Jehová tu Dios te ha traído… por todo el camino que habéis andado, hasta llegar a este lugar. Y aun con esto no creísteis a Jehová vuestro Dios.
Esto que otrora le sucedía a Israel en el desierto, le ocurre hoy a la Iglesia en su totalidad y a cada miembro en particular. Los ojos del Padre están de continuo sobre nosotros, sus brazos eternos nos rodean día y noche. “No apartará de los justos sus ojos” (Job 36:7). Cuenta los cabellos de nuestras cabezas y se interesa con infinita bondad por todo cuanto nos concierne. Se ha encargado de todas nuestras necesidades y preocupaciones. Quiere que echemos sobre él todas nuestras inquietudes con la dulce convicción de que él cuida de nosotros. Nos invita a echar sobre él nuestras cargas, sean pesadas o ligeras.

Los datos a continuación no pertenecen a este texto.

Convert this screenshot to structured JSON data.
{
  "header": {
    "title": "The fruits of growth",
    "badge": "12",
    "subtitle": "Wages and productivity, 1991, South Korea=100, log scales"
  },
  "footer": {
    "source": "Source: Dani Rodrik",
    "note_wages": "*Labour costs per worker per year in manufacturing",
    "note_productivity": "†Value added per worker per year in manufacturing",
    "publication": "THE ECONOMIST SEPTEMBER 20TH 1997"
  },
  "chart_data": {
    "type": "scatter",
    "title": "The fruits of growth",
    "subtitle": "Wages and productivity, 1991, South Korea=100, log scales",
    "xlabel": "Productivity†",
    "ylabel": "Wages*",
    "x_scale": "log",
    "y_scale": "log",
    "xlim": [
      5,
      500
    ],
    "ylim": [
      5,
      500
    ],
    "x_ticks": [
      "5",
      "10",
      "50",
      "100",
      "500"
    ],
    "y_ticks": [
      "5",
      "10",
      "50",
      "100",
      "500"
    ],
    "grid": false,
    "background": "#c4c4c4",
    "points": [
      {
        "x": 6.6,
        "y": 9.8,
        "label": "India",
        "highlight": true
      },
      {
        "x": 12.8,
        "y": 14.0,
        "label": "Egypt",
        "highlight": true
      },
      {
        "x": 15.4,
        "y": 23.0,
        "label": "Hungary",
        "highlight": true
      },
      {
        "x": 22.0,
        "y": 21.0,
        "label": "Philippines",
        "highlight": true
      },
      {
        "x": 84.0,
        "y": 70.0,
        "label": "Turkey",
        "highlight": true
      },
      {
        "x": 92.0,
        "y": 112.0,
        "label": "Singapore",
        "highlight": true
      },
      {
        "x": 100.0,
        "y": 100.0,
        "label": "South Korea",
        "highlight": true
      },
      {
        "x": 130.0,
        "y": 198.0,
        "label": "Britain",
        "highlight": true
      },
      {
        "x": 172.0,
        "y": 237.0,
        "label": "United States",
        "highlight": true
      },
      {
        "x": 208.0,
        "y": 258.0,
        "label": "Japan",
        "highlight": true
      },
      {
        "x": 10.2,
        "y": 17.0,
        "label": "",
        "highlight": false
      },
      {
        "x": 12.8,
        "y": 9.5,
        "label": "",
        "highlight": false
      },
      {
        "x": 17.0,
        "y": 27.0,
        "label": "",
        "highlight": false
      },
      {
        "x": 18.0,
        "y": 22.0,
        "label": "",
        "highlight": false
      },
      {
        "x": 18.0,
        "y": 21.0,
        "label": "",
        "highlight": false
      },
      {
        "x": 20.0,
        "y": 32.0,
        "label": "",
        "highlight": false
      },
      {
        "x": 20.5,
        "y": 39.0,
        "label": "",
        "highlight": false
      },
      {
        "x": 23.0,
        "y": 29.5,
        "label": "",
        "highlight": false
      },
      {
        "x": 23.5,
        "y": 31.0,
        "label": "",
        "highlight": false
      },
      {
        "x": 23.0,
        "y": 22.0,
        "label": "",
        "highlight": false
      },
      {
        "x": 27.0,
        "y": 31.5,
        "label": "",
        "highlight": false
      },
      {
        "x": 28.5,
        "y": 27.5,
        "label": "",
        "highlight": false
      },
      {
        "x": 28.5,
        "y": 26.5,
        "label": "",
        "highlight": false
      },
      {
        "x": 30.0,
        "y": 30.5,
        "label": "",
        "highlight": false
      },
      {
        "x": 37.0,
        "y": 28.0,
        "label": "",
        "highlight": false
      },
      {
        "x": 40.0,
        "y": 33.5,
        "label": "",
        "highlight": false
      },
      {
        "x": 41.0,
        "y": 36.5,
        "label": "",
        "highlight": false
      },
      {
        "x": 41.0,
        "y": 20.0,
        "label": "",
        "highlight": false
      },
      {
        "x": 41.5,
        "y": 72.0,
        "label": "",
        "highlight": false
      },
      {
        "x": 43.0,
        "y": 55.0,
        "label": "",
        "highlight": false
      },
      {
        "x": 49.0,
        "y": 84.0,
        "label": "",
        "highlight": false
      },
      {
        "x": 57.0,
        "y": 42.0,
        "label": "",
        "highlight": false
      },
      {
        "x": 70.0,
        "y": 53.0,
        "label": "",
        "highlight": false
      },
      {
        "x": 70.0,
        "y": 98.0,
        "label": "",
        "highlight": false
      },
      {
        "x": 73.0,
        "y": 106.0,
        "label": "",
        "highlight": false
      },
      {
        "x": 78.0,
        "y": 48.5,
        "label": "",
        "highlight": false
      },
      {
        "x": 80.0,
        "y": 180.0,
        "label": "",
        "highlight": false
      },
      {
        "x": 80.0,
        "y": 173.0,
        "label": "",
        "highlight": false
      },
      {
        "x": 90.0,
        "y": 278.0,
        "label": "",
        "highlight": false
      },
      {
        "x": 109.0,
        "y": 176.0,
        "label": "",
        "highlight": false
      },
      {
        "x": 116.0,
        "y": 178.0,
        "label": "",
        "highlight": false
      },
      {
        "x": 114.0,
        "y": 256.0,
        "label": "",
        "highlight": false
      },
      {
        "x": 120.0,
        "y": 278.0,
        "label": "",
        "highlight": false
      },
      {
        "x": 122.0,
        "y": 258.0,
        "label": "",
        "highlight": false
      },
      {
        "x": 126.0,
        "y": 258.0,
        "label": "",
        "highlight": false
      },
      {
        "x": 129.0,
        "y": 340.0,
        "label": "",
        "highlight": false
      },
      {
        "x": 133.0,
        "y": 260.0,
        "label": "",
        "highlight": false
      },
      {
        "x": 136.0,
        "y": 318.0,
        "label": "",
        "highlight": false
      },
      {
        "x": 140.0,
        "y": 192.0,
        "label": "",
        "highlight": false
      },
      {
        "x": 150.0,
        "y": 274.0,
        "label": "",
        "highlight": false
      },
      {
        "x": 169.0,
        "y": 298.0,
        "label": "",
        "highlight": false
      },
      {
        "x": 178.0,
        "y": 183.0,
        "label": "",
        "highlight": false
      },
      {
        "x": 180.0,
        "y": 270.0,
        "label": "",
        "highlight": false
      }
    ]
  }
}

Todo eso es asombroso y está lleno del más dulce consuelo, muy apropiado para tranquilizar el corazón ante cualquier acontecimiento. Pero ¿lo creemos así? ¿Nuestros corazones están gobernados por esa fe? ¿Creemos realmente que el Todopoderoso creador y sustentador de todas las cosas, quien sostiene los pilares del universo, ha tomado sobre sí la tarea de cuidar de nosotros durante todo el viaje? ¿Creemos verdaderamente que el “creador de los cielos y de la tierra” es nuestro Padre?, y ¿que ha tomado a su cargo la responsabilidad de proveer a todas nuestras necesidades del principio al fin?
Desafortunadamente, es de temer que casi no conozcamos el poder de esas grandes, aunque sencillas verdades. Hablamos de ellas, las discutimos, las profesamos, les damos nuestro asentimiento, pero, con todo, demostramos en nuestra vida diaria, en los detalles de nuestra conducta personal, cuán débilmente entramos en ellas. Una cosa es sostener la doctrina de la vida de fe, y otra completamente distinta es vivir esa vida. A menudo nos engañamos a nosotros mismos con la idea de que estamos viviendo por fe cuando en realidad nos apoyamos en algún sostén humano que tarde o temprano seguramente habrá de ceder.